Removing the Nvidia driver let the Intel card run properly, and OpenGL now works for me.

During my installation of Ubuntu 11.10, it prompted me to install the Nvidia driver, and I installed it. Most things ran fine, I could watch videos, browse the web, and run drawing or painting programs without problems. However, anything that used OpenGL wouldn't work. I first tried to find out what version of OpenGL I had installed:

sudo apt-get install mesa-utils
glxinfo | grep "OpenGL version"

Glxinfo failed, and I got errors something like this:

Xlib: extension "GLX" missing on display ":0.0".
Xlib: extension "GLX" missing on display ":0.0".
Xlib: extension "GLX" missing on display ":0.0".
Xlib: extension "GLX" missing on display ":0.0".
Xlib: extension "GLX" missing on display ":0.0".
Xlib: extension "GLX" missing on display ":0.0".

I tried running sudo nvidia-xconfig and got this warning:

VALIDATION ERROR: Data incomplete in file /etc/X11/xorg.conf. Device section "Default Device" must have a Driver line.

After a bunch of digging, I came across a description of the Optimus configuration. I used lspci to confirm that I did have that configuration:

lspci | grep VGA

It showed that I have two graphics cards:

00:02.0 VGA compatible controller: Intel Corporation 2nd Generation Core Processor Family Integrated Graphics Controller (rev 09)
01:00.0 VGA compatible controller: nVidia Corporation Device 0df6 (rev a1)

I then followed the instructions to remove the nVidia driver.

  1. Reboot into recovery mode.
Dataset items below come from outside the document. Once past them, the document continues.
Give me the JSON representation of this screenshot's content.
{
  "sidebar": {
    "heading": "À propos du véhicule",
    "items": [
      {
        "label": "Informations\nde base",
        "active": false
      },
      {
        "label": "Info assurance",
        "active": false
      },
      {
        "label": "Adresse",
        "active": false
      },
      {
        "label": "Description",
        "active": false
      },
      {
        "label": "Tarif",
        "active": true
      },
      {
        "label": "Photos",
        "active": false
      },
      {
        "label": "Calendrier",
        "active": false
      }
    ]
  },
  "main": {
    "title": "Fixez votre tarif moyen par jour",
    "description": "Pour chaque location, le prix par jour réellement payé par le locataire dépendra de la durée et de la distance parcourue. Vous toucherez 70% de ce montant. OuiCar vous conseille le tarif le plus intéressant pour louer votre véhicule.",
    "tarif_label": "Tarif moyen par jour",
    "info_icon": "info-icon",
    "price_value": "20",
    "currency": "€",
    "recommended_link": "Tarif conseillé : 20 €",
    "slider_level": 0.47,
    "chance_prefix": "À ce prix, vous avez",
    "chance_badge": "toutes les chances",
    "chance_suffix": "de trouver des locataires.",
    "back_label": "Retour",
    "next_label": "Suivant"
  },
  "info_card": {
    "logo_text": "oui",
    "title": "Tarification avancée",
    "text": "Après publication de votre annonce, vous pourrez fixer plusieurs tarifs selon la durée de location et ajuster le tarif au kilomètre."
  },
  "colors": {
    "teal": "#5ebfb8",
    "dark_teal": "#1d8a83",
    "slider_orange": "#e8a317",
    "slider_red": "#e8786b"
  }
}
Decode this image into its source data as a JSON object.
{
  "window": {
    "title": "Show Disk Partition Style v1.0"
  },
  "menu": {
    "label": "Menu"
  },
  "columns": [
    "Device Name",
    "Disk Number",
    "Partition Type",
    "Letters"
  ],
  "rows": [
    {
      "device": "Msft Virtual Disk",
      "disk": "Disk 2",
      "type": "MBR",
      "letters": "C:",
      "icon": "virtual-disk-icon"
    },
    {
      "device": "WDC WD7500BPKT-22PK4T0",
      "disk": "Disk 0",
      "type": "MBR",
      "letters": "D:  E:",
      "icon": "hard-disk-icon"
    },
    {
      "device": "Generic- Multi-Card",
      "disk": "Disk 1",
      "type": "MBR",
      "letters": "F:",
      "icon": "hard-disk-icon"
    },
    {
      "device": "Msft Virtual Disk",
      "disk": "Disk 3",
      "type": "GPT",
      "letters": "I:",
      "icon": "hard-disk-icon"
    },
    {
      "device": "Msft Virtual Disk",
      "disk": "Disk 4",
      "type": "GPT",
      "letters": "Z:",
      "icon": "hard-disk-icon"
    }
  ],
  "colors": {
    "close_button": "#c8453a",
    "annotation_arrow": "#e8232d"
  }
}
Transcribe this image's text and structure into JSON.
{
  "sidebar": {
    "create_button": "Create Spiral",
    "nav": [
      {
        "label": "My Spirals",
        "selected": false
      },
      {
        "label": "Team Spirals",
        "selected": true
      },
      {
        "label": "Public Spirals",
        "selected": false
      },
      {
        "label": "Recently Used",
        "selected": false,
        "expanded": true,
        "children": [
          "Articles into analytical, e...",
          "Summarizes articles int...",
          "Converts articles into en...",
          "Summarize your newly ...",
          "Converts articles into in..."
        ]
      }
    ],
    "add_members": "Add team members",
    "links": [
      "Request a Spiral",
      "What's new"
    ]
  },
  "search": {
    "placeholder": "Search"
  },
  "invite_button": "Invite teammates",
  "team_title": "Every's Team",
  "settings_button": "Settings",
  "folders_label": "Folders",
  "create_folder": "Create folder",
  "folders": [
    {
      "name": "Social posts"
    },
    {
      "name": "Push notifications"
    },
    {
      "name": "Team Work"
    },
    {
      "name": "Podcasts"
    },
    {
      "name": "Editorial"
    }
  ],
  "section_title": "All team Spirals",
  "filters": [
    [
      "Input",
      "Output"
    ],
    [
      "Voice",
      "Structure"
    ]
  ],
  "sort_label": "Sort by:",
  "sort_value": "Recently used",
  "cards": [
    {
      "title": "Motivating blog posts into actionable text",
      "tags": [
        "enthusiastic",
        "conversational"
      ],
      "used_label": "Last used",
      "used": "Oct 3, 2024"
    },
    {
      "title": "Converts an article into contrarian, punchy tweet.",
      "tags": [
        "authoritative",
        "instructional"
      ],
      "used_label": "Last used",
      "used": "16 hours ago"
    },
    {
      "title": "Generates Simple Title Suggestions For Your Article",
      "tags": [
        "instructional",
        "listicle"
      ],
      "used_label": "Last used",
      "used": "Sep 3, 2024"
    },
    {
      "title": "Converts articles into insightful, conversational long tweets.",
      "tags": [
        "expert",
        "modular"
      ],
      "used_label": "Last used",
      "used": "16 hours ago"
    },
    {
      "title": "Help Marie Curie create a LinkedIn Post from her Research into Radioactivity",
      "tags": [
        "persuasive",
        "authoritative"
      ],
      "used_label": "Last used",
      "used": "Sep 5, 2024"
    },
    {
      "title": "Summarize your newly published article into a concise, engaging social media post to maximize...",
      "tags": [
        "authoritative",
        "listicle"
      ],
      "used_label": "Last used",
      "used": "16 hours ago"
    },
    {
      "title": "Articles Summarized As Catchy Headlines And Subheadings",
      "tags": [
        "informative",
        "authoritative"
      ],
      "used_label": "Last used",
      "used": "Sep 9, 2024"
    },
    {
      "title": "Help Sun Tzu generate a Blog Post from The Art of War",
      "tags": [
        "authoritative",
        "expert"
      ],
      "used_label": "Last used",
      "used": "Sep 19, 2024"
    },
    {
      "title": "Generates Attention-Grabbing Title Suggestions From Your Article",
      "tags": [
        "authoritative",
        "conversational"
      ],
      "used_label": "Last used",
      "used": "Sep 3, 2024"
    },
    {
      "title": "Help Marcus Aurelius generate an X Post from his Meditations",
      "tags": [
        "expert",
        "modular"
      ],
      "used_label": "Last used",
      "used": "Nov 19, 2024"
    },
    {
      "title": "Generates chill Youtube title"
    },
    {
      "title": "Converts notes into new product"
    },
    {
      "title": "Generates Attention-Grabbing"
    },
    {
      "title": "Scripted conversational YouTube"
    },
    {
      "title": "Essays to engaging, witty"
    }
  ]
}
It came up with a second menu that included something like "continue with normal boot." That brought up the desktop in a lower resolution than usual, so I assume it was recovery mode.
  2. I launched System Settings, and then Additional Drivers.
  3. I removed the Nvidia driver.
  4. I rebooted, and OpenGL started working.

Some of this is from memory, but I hope it's close enough to help. It sounds like there are some more advanced ways to use the Optimus configuration with Ubuntu, but I'm happy for now. Also interesting is this answer on Optimus configurations.


Apologies for the confusion, we (the Bumblebee Project team) realized that there was indeed a lot confusion about the proper project to use.

Ironhide is not that current and it's in fact deprecated because it supplies with so-called ACPI calls which haven't been confirmed without knowledge of it. There is the "old MrMEEE/bumblebee-Old-and-abandoned" (ppa:mj-casalogic/bumblebee) and the newest "Bumblebee-Project/Bumblebee" (ppa:bumblebee/stable). For a history, see http://wiki.bumblebee-project.org/History-of-the-project

Ironhide hasn't received major updates since September 2011 and may break your machine (inability to use the graphics card) when uninstalling it if power management is enabled (requiring a reboot). Bumblebee (from the Bumblebee Project team) has several developers using various distributions, resulting in a more stable program with a higher quality level. Installation instructions can be found on Is a NVIDIA GeForce with Optimus Technology supported by Ubuntu?